Extinct order of mammals

Deltatheroida is an extinct group of basal metatherians that were either distant relatives of modern marsupials or true marsupials themselves. The majority of known members of the group lived in the Cretaceous; one species, Gurbanodelta kara, is known from the late Paleocene (Gashatan) of China.
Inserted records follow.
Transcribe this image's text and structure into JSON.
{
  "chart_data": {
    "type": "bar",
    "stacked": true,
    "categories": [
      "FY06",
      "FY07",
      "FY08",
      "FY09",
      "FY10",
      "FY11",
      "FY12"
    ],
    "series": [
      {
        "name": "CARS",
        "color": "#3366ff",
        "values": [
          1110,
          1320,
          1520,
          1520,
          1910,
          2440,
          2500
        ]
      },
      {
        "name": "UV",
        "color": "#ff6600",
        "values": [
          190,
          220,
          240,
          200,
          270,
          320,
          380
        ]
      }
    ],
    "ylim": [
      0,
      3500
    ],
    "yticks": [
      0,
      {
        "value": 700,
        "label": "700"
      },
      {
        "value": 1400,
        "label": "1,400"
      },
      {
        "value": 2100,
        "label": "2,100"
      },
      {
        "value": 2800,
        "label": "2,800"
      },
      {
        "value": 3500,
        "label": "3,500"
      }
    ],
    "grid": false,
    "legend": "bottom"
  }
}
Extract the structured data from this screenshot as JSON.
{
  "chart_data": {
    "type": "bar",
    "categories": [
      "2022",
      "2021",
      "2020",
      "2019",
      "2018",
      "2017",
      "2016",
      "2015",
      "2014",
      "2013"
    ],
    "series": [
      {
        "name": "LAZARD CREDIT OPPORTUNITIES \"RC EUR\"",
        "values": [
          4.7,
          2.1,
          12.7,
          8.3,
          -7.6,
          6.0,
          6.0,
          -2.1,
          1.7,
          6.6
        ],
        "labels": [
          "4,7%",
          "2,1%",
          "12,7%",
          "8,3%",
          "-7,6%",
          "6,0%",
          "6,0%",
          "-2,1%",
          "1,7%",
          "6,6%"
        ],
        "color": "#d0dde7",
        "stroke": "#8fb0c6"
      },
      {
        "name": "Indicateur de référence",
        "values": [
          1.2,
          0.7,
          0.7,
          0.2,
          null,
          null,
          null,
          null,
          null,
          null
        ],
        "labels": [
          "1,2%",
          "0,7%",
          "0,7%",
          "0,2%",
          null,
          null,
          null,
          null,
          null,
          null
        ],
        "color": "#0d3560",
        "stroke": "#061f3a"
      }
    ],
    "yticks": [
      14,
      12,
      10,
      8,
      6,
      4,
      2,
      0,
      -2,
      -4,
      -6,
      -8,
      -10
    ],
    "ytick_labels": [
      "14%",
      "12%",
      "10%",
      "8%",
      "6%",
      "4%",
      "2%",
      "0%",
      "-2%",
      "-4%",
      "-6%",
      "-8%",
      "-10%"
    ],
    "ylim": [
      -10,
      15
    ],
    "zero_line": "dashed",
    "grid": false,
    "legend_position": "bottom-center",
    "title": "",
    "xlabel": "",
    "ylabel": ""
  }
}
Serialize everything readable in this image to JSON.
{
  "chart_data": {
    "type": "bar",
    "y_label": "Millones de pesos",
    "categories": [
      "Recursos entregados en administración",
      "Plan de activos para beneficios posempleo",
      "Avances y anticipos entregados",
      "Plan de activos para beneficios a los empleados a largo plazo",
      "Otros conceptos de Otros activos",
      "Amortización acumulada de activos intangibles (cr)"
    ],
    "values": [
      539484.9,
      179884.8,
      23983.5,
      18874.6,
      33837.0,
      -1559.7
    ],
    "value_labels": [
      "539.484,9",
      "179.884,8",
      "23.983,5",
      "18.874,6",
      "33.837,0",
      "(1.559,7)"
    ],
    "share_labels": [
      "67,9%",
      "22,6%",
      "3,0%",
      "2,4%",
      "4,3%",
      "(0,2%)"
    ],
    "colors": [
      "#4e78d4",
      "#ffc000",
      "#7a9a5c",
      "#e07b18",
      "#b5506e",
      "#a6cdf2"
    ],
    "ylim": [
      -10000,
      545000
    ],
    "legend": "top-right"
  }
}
Their fossils are restricted to Central Asia and North America. This order can be defined as all metatherians closer to Deltatheridium than to Marsupialia.

When they were first identified in the 1920s, they were believed to be placentals and possible ancestors of the "creodonts" (a polyphyletic group of extinct carnivorous mammals from the Paleogene and Miocene), but this was later disproven. Nonetheless, deltatheroideans do converge on hyaenodontids, oxyaenids, carnivorans, dasyuromorphs, thylacoleonids and sparassodonts in many details of their dental anatomy, suggesting a carnivorous lifestyle.

==Taxonomy==
The following is a species list of Deltatheroida.

†Deltatheroida Kielan-Jaworowska 1982 [Deltatheralia Marshall & Kielan-Jaworowska 1992; Holarctidelphia Szalay 1993]
- †Pappotheriidae
  - †Pappotherium
- †Deltatheridiidae Gregory & Simpson 1926 [Deltatheridia Van Valen 1965; Nanocuridae Fox, Scott & Bryant 2007; Sulestinae Nessov 1985; Deltatheroididae Kielan-Jaworowska & Nesov 1990]
  - †Archetheridium sinense Wang & Wang, 2026
  - †Hyotheridium dobsoni Gregory & Simpson 1926
  - †Lotheridium mengi Bi et al. 2015
  - †Nanocuris improvida Fox, Scott & Bryant 2007
  - †Prodeltitheridium kalandadze Trofimov 1984
  - †Oklatheridium Davis, Cifelli & Kielan-Jaworowska 2008
    - †O. szalayi Davis, Cifelli & Kielan-Jaworowska 2008
    - †O. minax Davis & Cifelli 2011
    - †O. wiblei Cifelli & Davis 2015
  - †Atokatheridium boreni Kielan-Jaworowska & Cifelli 2001
  - †Deltatheridium Gregory & Simpson 1926
    - †D. pretrituberculare Gregory & Simpson 1926
    - †D. nesovi Averianov 1997
  - †Sulestes karakshi Nesov 1985 [Deltatherus Nesov 1997; Marsasia Nesov 1997; Deltatheroides kizylkumensis Nesov 1993; Deltatherus kizylkumensis (Nesov 1993) Nesov 1997; Marsasia aenigma Nesov 1997]
  - †Tsagandelta dashzevegi Rougier, Davis & Novacek 2015
  - †Deltatheroides cretacicus Gregory & Simpson 1926
  - †Gurbanodelta kara Ni et al. 2016

==Biology==
Deltatheroideans are thought to be carnivorous mammals, converging on hyaenodontids, oxyaenids, carnivorans, dasyuromorphs and sparassodonts in many details of their dental anatomy, suggesting a carnivorous lifestyle.

Deltatheroideans in this regard appear to have replaced eutriconodont mammals as the dominant carnivorous mammals of the Mesozoic, either directly through competition or occupying vacant ecological niches; in North America, Nanocuris came to succeed the larger gobiconodontids and Jugulator, while in Asia the Early Cretaceous gobiconodontid radiation is replaced in the Late Cretaceous by a deltatheroidean one. Given that all insectivorous and carnivorous mammals groups suffered heavy losses during the mid-Cretaceous, it seems likely these metatherians simply occupied niches left after the extinction of most eutriconodonts.

Evidence of direct predation on dinosaurs may be attested on a skull belonging to Archaeornithoides, which seems to have been punctured by Deltatheridium teeth and later healed.